Dahulu rasanya biasa saja, salim cuma menggiring tangan orang-orang sampai kening atau malah bagian tepian kepala. Inginnya langsung pulang saja makan ketupat dan opor, dipanggil lagi "Sini salim dulu sama orang-orang!".
Semakin tua (huhu), mau tidak mau dan sadar tidak sadar ada kekhidmatan yang bertambah dan porsi asal-asalan yang berkurang. Lebih dari itu, entah mengapa salim bersalaman dengan sesama anggota keluarga rasanya semakin sulit. Semakin sulit memahami sebetulnya apa yang aku rasakan. Apakah perlu membuat sebuah penelitian hubungan antara bertambahnya usia seseorang dengan terhubungnya saraf sensori aktif saat bersalaman dengan terstimulasinya kelenjar air mata?

Itulah mengapa terkadang aku memilih untuk salim singkat saja, atau memilih mengajak adik-adik sepupu sibuk sendiri. Jika tidak, tidak diragukan lagi sekali aku menangis akan sulit berhenti. Hehe.

Semakin bertambahnya usia dan berkurangnya umur dari waktu ke waktu, salim bersalaman akan terasa semakin berarti.
Ada perasaan lebih yang dilibatkan. Ada sebuah pengingat akan pengabdian terhadap orangtua. Ada sebuah peringatan bahwa tak selamanya tangan-tangan itu bisa aku raih untuk sebuah cium tangan.
Tak selamanya.
Mungkin ini yang mendasari dalamnya perasaan (bersalah) yang terlibat. Semakin tua usia, semakin diingatkan akan kesempatan yang terbatas.

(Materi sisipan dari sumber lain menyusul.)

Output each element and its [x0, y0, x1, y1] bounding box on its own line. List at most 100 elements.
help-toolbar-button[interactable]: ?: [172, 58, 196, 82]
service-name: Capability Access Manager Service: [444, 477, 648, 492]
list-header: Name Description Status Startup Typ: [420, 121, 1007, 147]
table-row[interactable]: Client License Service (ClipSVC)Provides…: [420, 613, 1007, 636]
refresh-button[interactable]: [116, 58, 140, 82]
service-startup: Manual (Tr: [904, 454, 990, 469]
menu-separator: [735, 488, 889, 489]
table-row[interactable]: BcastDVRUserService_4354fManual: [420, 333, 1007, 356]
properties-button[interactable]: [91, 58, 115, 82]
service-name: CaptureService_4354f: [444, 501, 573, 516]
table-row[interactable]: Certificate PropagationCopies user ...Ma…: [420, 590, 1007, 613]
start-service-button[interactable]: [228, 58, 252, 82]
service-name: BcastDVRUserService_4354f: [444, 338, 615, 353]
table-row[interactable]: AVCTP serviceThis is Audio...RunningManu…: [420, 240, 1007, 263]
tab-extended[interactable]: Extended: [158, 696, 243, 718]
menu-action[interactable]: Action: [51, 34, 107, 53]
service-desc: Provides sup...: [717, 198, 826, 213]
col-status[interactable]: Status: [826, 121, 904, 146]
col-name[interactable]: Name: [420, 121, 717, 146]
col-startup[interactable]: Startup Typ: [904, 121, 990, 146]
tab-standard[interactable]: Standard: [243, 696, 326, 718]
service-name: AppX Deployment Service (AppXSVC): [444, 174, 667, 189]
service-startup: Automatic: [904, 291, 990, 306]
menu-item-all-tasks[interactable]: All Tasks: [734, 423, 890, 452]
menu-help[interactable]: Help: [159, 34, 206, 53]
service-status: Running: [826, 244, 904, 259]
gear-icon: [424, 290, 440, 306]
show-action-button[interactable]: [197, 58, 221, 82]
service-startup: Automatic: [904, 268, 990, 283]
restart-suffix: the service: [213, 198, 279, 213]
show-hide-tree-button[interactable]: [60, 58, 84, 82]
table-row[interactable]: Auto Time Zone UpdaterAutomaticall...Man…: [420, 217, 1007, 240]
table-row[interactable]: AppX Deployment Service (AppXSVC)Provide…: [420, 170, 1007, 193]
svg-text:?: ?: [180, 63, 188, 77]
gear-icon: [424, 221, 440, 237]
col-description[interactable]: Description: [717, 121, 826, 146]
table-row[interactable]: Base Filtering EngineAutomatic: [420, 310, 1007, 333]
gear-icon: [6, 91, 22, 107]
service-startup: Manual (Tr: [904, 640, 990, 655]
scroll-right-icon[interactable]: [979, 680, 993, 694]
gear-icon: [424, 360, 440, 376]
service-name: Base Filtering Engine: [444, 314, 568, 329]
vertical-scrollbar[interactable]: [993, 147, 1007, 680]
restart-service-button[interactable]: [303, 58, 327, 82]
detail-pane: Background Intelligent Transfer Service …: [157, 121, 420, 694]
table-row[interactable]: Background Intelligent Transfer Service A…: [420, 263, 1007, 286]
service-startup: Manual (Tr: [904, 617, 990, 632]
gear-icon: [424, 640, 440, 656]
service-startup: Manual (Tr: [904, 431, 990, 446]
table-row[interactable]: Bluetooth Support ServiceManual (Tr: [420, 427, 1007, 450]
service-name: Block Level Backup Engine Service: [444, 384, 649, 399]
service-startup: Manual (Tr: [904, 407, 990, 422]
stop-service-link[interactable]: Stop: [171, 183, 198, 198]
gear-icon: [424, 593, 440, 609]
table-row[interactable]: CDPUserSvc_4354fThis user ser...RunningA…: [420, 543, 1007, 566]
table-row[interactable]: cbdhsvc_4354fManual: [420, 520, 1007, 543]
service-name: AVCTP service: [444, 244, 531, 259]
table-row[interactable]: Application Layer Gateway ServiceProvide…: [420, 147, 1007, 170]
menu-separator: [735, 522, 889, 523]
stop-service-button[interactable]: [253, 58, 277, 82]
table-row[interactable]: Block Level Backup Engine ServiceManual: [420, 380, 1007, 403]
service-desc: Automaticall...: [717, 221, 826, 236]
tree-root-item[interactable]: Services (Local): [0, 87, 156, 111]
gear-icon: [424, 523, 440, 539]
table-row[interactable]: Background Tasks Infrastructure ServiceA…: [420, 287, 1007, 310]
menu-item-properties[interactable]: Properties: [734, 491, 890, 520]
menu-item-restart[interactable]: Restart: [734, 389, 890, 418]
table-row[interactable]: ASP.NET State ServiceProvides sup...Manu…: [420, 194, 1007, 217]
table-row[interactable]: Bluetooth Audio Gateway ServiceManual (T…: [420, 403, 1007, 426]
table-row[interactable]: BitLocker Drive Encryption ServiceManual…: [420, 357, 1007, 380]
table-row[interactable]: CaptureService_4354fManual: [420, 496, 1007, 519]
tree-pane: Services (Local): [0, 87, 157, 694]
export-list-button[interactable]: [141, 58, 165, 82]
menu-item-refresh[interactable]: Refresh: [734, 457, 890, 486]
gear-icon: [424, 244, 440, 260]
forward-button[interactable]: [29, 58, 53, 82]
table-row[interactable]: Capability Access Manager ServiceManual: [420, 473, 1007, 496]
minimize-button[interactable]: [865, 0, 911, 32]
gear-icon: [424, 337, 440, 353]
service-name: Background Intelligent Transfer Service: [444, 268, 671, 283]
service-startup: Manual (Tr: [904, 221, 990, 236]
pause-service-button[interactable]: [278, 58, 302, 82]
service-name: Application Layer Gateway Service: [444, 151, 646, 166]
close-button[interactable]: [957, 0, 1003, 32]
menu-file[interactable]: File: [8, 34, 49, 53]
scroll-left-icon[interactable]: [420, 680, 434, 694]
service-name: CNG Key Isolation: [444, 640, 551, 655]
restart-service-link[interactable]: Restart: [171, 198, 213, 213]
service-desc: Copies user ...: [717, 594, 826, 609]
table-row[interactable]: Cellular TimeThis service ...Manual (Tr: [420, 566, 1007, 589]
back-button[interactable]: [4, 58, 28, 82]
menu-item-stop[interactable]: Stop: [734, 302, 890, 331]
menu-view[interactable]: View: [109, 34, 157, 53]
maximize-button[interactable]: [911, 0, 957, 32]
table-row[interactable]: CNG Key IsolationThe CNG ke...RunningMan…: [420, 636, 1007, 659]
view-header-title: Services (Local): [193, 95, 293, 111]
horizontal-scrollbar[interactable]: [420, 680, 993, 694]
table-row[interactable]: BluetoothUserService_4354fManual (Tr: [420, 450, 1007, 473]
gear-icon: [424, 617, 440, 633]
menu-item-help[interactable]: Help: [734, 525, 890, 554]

Dalam sebuah salim, cium tangan, ada sebuah penundukan atas ego diri, ada sebuah pengakuan atas lemahnya diri tanpa Abah Ummi Aki Eni Bibi Om dan orang-orang penuh jasa lainnya, ada banyak rasa bersalah dari belum berhasilnya proyek membahagiakan orangtua, ada banyak permohonan maaf atas segala kebadungan diri, ada sayang yang mengalir. Ada, sedikit maupun banyak, jika hendak memaknainya.

Mungkin sudah waktunya aku terlalu menghindari salim cium tangan yang sesingkat-singkatnya, menepis gengsi terbitnya rintik air mata. Toh aku tau, darinya mengalir sayang yang lebih deras dari apapun, menenggelamkan jiwa nakal seorang anak Abah Ummi, menerbitkan sebuah tekad menjadi lebih baik dan membahagiakan orang-orang di sekitar.

Doa yang dibisikkan sembari kamu menunduk mencium tangan sungguh mampu menyuburkan besarnya hati, mengobati luka, menepis dengki.
Sebesar itu kekuatan salim bersalaman, cium tangan, bahkan mungkin lebih.